As discussions of “returning” lands to the dispossessed become more widespread, questions arise about whether land can ever be considered, managed, or inhabited as a “gift.” What cultural and architectural practices arise when land is valued outside of market capital? Ana Maria León and Łukasz Stanek report from contemporary architectural examples in Ghana and Chile.


Speakers: 
 
Łukasz Stanek is Professor of Architectural History at A. Alfred Taubman College of Architecture and Urban Planning, University of Michigan, Ann Arbor, USA. Stanek authored Henri Lefebvre on Space: Architecture, Urban Research, and the Production of Theory (2011) and Architecture in Global Socialism: Eastern Europe,
West Africa, and the Middle East in the Cold War (2020), which won the Alice Davis Hitchcock Medallion by the Society of Architectural Historians of Great Britain, among others. Stanek taught at the ETH Zurich (Switzerland), the University of Manchester (UK), and held guest professorships at Harvard University (USA) and the University of Ghana (Ghana).
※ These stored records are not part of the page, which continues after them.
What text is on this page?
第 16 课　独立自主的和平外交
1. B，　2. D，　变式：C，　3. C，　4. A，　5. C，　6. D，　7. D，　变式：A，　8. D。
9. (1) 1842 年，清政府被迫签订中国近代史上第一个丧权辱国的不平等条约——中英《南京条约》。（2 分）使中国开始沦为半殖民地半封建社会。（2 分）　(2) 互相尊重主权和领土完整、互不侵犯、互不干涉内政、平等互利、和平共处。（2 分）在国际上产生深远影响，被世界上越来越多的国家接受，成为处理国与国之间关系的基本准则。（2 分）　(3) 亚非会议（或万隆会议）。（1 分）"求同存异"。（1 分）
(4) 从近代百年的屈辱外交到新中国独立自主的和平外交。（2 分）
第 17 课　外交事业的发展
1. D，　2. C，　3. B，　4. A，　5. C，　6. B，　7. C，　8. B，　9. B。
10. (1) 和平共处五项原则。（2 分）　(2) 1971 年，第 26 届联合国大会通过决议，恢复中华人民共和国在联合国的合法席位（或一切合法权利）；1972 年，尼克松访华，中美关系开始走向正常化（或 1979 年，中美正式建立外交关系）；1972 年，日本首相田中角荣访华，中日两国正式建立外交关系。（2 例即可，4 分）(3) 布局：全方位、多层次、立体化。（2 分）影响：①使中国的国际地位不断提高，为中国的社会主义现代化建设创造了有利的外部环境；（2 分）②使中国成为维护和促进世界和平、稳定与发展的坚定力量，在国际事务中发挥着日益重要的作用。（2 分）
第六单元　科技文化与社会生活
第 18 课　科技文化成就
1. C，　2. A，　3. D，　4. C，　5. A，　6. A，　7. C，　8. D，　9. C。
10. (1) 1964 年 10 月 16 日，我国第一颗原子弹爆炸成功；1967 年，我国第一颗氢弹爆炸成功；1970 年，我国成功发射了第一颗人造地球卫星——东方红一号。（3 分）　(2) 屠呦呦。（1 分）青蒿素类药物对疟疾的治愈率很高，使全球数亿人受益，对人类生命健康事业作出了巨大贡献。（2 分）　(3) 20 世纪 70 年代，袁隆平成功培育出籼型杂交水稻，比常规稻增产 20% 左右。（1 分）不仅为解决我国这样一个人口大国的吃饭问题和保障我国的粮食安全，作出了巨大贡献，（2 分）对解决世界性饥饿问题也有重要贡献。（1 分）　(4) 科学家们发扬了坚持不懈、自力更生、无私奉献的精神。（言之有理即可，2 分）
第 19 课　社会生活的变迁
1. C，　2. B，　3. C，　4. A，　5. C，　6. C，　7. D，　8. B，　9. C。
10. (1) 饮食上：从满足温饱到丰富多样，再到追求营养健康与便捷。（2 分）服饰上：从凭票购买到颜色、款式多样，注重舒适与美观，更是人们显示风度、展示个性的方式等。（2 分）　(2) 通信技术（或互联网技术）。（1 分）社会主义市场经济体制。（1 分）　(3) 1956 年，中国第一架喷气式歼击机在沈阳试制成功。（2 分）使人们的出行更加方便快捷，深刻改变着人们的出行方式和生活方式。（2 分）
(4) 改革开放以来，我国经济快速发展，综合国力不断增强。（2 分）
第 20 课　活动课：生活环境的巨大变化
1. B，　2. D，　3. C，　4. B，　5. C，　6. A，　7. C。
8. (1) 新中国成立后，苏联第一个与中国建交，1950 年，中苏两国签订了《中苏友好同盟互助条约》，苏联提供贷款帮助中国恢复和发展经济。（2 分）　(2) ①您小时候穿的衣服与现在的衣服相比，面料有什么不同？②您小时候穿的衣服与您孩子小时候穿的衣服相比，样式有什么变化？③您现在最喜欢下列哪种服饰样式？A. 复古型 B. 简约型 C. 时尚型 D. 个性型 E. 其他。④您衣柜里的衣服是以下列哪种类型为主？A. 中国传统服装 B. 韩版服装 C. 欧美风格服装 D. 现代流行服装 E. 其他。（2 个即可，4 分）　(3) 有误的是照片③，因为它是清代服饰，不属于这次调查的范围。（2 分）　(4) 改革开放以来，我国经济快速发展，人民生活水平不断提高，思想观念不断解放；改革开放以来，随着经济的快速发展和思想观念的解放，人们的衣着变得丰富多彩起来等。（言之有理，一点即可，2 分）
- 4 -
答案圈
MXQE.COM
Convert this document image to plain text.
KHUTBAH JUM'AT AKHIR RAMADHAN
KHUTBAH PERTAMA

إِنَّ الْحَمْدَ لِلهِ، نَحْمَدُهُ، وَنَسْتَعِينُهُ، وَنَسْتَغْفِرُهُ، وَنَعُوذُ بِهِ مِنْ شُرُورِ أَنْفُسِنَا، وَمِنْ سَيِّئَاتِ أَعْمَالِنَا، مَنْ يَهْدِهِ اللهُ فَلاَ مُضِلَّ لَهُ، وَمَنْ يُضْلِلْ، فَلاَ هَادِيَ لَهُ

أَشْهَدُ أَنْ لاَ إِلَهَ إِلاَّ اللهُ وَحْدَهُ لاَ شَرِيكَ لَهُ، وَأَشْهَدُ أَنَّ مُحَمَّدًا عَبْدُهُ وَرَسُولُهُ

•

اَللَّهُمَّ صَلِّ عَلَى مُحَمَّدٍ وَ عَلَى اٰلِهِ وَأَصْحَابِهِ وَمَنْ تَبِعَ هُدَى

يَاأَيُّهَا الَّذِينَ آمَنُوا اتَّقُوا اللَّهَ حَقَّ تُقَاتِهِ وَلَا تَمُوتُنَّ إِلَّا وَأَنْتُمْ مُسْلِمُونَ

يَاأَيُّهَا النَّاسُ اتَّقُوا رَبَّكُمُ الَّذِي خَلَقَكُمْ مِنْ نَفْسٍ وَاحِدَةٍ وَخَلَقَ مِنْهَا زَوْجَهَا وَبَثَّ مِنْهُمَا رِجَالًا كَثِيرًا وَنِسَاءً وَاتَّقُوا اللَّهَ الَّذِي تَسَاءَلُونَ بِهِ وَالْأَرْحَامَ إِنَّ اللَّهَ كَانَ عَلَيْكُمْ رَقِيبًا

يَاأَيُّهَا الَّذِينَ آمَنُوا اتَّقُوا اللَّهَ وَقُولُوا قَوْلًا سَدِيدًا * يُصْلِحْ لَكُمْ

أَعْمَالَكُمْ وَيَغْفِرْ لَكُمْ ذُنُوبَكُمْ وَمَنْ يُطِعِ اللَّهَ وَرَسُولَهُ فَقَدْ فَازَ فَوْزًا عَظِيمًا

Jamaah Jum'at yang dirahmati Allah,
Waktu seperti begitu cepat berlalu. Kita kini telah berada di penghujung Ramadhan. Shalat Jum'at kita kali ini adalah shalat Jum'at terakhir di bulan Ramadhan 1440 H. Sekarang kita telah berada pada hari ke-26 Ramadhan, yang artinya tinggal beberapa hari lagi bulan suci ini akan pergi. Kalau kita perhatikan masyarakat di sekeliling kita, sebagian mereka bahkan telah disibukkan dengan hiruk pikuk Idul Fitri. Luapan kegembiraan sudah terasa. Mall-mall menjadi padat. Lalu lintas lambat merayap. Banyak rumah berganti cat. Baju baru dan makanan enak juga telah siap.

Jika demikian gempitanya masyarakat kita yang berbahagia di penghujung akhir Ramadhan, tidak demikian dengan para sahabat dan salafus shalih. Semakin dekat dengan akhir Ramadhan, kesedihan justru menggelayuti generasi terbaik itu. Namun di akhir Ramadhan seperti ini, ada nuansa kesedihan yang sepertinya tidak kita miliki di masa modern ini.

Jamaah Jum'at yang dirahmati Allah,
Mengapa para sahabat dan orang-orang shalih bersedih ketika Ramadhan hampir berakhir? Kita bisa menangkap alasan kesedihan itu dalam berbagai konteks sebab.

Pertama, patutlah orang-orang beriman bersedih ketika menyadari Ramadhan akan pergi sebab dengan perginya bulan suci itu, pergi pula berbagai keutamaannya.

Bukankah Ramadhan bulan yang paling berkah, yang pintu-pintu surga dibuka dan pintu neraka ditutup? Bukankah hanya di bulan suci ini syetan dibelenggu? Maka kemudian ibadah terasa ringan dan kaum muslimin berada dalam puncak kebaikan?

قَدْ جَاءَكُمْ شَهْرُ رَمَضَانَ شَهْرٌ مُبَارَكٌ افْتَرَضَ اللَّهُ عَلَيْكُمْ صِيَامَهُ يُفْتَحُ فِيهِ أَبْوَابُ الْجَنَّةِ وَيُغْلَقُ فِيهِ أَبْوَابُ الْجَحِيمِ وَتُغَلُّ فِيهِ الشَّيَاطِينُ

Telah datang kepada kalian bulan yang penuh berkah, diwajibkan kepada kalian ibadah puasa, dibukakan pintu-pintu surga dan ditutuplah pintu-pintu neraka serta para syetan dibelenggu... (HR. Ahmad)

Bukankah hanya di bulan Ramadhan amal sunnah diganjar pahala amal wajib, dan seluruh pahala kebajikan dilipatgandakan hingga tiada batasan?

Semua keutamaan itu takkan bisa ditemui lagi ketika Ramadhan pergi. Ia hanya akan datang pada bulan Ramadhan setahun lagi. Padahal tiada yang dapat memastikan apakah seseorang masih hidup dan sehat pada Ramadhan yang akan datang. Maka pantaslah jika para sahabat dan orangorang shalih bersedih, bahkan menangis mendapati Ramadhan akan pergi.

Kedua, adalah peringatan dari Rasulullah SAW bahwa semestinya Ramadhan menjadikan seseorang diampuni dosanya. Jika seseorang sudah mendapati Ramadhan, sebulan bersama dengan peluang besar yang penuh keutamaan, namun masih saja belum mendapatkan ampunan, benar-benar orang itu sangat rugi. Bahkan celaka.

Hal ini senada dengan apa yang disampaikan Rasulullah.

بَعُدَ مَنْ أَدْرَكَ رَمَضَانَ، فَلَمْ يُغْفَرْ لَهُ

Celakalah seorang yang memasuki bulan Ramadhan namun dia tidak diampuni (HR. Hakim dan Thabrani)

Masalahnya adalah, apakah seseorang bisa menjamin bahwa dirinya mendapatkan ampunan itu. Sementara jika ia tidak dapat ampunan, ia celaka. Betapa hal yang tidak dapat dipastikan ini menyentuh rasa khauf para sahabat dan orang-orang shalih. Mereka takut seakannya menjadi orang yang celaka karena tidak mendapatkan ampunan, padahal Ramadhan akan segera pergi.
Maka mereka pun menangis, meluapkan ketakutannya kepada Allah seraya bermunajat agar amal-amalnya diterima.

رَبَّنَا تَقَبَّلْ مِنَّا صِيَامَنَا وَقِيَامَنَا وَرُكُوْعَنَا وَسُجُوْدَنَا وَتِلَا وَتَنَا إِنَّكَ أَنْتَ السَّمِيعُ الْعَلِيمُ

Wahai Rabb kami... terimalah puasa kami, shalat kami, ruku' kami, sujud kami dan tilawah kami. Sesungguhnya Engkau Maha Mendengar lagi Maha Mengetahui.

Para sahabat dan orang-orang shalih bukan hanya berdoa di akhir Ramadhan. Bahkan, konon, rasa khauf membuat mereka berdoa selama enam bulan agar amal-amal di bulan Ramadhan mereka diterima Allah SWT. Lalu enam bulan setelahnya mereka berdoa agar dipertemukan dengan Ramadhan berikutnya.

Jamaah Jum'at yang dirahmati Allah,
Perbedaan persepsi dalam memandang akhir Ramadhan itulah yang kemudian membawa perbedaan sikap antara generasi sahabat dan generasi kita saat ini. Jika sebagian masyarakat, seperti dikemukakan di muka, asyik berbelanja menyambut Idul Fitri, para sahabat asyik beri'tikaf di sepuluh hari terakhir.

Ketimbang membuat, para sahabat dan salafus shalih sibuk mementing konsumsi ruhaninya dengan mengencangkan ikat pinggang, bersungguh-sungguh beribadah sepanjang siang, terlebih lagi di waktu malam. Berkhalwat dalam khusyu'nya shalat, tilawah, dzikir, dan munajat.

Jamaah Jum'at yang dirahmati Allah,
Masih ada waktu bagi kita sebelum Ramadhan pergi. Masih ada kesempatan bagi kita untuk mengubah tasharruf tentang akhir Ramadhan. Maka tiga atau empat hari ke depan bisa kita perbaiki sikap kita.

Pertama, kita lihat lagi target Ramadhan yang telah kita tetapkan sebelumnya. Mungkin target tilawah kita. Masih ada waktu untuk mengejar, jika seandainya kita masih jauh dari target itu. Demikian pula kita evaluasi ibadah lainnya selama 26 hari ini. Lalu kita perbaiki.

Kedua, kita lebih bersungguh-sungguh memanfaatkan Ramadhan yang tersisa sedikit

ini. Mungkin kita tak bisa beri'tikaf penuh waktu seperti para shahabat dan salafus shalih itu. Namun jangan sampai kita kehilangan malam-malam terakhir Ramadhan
Ana María León is an architect, a teacher, and a historian of texts, images, objects, buildings, and landscapes. Her work studies how spatial practices shape the modernity and coloniality of the Americas. León is co-founder of several collaborations laboring to broaden the reach of architectural history including Nuestro Norte es el Sur and the Settler Colonial City Project. She has co-organized several workshops exploring architectural history’s relationship to intersectional feminism, the global, the South, decolonization, and antiracism, and is instigator and co-editor of the SPACE/RACE, SPACE/GENDER, SPACE/BODY, and SPACE/LABOR crowdsourced reading lists. León is author of Modernity for the Masses: Antonio Bonet’s Dreams for Buenos Aires and A Ruin in Reverse / Bones of the Nation. León is Associate Professor at the Harvard GSD, her current projects examine spatial tactics against the Chilean dictatorship and the intersection of modern architecture and Indigenous groups in the Americas. 

Jacobé Huet is Assistant Professor at the University of Chicago. As a historian of modern architecture in the transcultural Mediterranean, Huet is particularly interested in the circulation of forms and ideas, intersections between modernism and vernacular, and depictions of architecture in art and literature. Huet is completing the manuscript for her first book, a reciprocal history of the white cube as a vernacular-modernist motif in the colonial and postcolonial Mediterranean.